Digital imaging is fun, and it’s improving by leaps and bounds.  The contrast ratio of digital is improving, it’s Achilles’ Heel, in my opinion.  It’s hard to capture those shadow details with digital, and the image blooms out readily, with the color saturation a real pickle to deal with. In low light areas, digital sometimes works well, and at others, the resolution falls drastically.

Bob  :smileyvery-happy:

neutron_bob wrote:

Hey, many of the younger generation have no clue as to the durability and quality of the original Polaroid Land film.  They grew up with a Nintendo, and everything has been “instant gratification” since childhood.

 

The Polaroid camera offered instant quality prints.  The “SX70” version, the later ones with the thick photograph, and a thick border at the bottom, never pleased my eyes as well as the original “pull-tab” version.  Coincidentally, my mother just sent me a gift, a 1970 Polaroid family photo, color, with my dad holding me on his lap.  My brothers and sisters are all sitting along side, on the couch, with my little sister, the baby, on Mummy’s lap.  The photo has excellent color, and it’s razor sharp.

 

Polaroids are great with the Hasselblad, as proofs, when setting up a studio shot.  A digital back costs as much as a Porsche in this format.  There’s a handy Polaroid film back for the Hassy.  Running with studio strobes and reflectors, the instant shot is quite helpful.

 

For legal, evidence applications (forensics), digital can be a tenuous medium, as the integrity of the image can be questioned.  Photographic emulsions are difficult to replicate, much less “doctor”, so they’re useful for evidence needs.

 

Digital imaging is fun, and it’s improving by leaps and bounds.  The contrast ratio of digital is improving, it’s Achilles’ Heel, in my opinion.  It’s hard to capture those shadow details with digital, and the image blooms out readily, with the color saturation a real pickle to deal with. In low light areas, digital sometimes works well, and at others, the resolution falls drastically.

 

Bob  :smileyvery-happy:

 I still work with a Polaroid that was from the late 1970s maybe early 1980s (My Dad bought it new but cant remember when). I use it almsot daily and film is EXPENSIVE infact I have started to have to order from amazon and “Retro Camera” shops.
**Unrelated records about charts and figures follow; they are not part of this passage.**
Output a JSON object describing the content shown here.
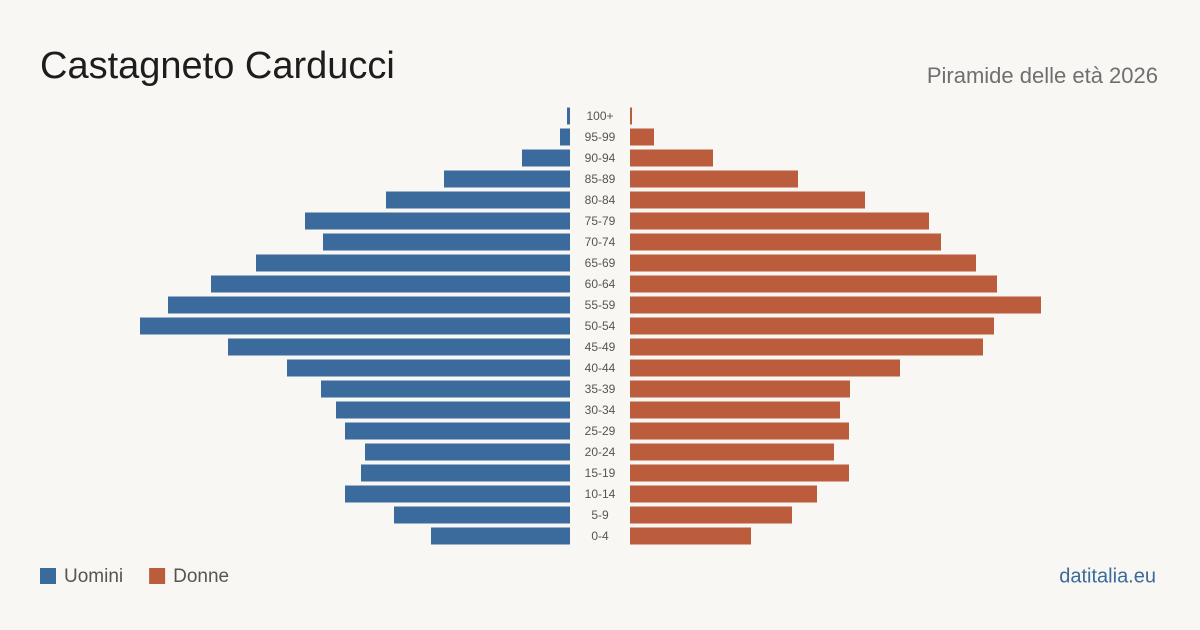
{
  "chart_data": {
    "type": "pyramid",
    "title": "Castagneto Carducci",
    "subtitle": "Piramide delle età 2026",
    "source": "datitalia.eu",
    "categories": [
      "100+",
      "95-99",
      "90-94",
      "85-89",
      "80-84",
      "75-79",
      "70-74",
      "65-69",
      "60-64",
      "55-59",
      "50-54",
      "45-49",
      "40-44",
      "35-39",
      "30-34",
      "25-29",
      "20-24",
      "15-19",
      "10-14",
      "5-9",
      "0-4"
    ],
    "xlim": [
      0,
      430
    ],
    "series": [
      {
        "name": "Uomini",
        "color": "#3b6b9c",
        "values": [
          3,
          10,
          48,
          126,
          184,
          265,
          247,
          314,
          359,
          402,
          430,
          342,
          283,
          249,
          234,
          225,
          205,
          209,
          225,
          176,
          139
        ]
      },
      {
        "name": "Donne",
        "color": "#bb5d3d",
        "values": [
          2,
          24,
          83,
          168,
          235,
          299,
          311,
          346,
          367,
          411,
          364,
          353,
          270,
          220,
          210,
          219,
          204,
          219,
          187,
          162,
          121
        ]
      }
    ]
  }
}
The original camera, a grey clamshell, collapsible bellows and all, still works beautifully.  The motorized versions had a far shorter lifespan.

Most folks know little about the “Land” name on that camera.  Mr. Land made significant contributions years ago in the development of satellite imagery.  Without it, the Cold War may indeed have grown quite hot.

I was pleased to see the Polaroid name on an HDTV this last weekend.  Times have changed.